In Chapter 10 we discussed how batch jobs can join datasets by key, and how such joins form an important part of data pipelines. Since stream processing generalizes data pipelines to incremental processing of unbounded datasets, there is exactly the same need for joins on streams.
However, the fact that new events can appear anytime on a stream makes joins on streams more challenging than in batch jobs. To understand the situation better, let’s distinguish three different types of joins: stream-stream joins, stream-table joins, and table-table joins . In the following sections we’ll illustrate each by example.
Stream-stream join (window join)
Say you have a search feature on your website, and you want to detect recent trends in searched-for URLs. Every time someone types a search query, you log an event containing the query and the results returned. Every time someone clicks one of the search results, you log another event recording the click. In order to calculate the click-through rate for each URL in the search results, you need to bring together the events for the search action and the click action, which are connected by having the same session ID. Similar analyses are needed in advertising systems .

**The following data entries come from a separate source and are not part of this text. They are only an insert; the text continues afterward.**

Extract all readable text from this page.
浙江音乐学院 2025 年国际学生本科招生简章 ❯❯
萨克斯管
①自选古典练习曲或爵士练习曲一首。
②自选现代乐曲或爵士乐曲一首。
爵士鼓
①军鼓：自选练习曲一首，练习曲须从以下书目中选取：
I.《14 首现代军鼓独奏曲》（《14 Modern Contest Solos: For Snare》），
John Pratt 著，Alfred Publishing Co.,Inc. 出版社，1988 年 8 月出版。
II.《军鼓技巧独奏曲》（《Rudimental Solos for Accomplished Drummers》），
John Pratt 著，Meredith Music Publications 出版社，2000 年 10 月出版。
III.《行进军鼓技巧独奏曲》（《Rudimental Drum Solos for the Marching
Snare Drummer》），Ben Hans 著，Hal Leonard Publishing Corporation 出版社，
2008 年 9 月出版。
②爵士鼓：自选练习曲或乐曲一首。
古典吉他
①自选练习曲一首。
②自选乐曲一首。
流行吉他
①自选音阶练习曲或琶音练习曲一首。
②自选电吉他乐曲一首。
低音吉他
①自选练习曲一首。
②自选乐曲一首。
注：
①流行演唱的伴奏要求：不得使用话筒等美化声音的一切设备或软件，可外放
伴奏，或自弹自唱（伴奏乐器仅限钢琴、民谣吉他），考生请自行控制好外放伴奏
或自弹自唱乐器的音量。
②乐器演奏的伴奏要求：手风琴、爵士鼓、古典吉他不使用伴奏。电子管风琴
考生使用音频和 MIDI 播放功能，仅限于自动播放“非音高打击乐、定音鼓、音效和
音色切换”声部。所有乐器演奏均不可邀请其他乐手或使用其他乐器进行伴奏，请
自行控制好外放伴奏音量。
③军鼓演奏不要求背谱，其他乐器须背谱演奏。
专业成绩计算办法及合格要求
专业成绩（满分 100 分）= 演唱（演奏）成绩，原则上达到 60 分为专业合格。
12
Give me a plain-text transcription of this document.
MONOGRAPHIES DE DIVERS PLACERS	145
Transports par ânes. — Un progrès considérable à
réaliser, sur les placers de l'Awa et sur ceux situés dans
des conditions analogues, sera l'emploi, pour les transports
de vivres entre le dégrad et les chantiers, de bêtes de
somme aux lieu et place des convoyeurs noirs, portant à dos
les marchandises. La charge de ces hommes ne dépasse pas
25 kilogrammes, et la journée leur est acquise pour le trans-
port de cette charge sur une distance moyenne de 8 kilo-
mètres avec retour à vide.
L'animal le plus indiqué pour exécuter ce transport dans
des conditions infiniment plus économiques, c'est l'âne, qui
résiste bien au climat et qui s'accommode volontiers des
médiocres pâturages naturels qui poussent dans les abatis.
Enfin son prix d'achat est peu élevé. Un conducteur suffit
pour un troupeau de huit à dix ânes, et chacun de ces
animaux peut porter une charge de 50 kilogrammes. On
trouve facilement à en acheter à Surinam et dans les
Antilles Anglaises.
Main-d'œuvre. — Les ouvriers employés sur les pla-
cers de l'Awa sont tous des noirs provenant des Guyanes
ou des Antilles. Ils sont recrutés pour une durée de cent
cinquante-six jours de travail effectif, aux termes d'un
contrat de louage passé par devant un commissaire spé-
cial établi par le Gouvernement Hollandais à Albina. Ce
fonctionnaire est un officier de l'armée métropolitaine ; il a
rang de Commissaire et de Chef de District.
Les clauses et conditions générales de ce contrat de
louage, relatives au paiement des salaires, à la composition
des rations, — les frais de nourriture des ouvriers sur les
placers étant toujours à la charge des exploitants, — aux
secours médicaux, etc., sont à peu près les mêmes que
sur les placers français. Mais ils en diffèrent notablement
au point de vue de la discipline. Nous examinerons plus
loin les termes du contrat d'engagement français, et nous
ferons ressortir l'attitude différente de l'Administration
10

The click may never come if the user abandons their search, and even if it comes, the time between the search and the click may be highly variable: in many cases it might be a few seconds, but it could be as long as days or weeks (if a user runs a search, forgets about that browser tab, and then returns to the tab and clicks a result sometime later). Due to variable network delays, the click event may even arrive before the search event. You can choose a suitable window for the join—for example, you may choose to join a click with a search if they occur at most one hour apart.
Note that embedding the details of the search in the click event is not equivalent to joining the events: doing so would only tell you about the cases where the user clicked a search result, not about the searches where the user did not click any of the results. In order to measure search quality, you need accurate click-through rates, for which you need both the search events and the click events.
To implement this type of join, a stream processor needs to maintain state: for example, all the events that occurred in the last hour, indexed by session ID. Whenever a search event or click event occurs, it is added to the appropriate index, and the stream processor also checks the other index to see if another event for the same session ID has already arrived. If there is a matching event, you emit an event saying which search result was clicked. If the search event expires without you seeing a matching click event, you emit an event saying which search results were not clicked.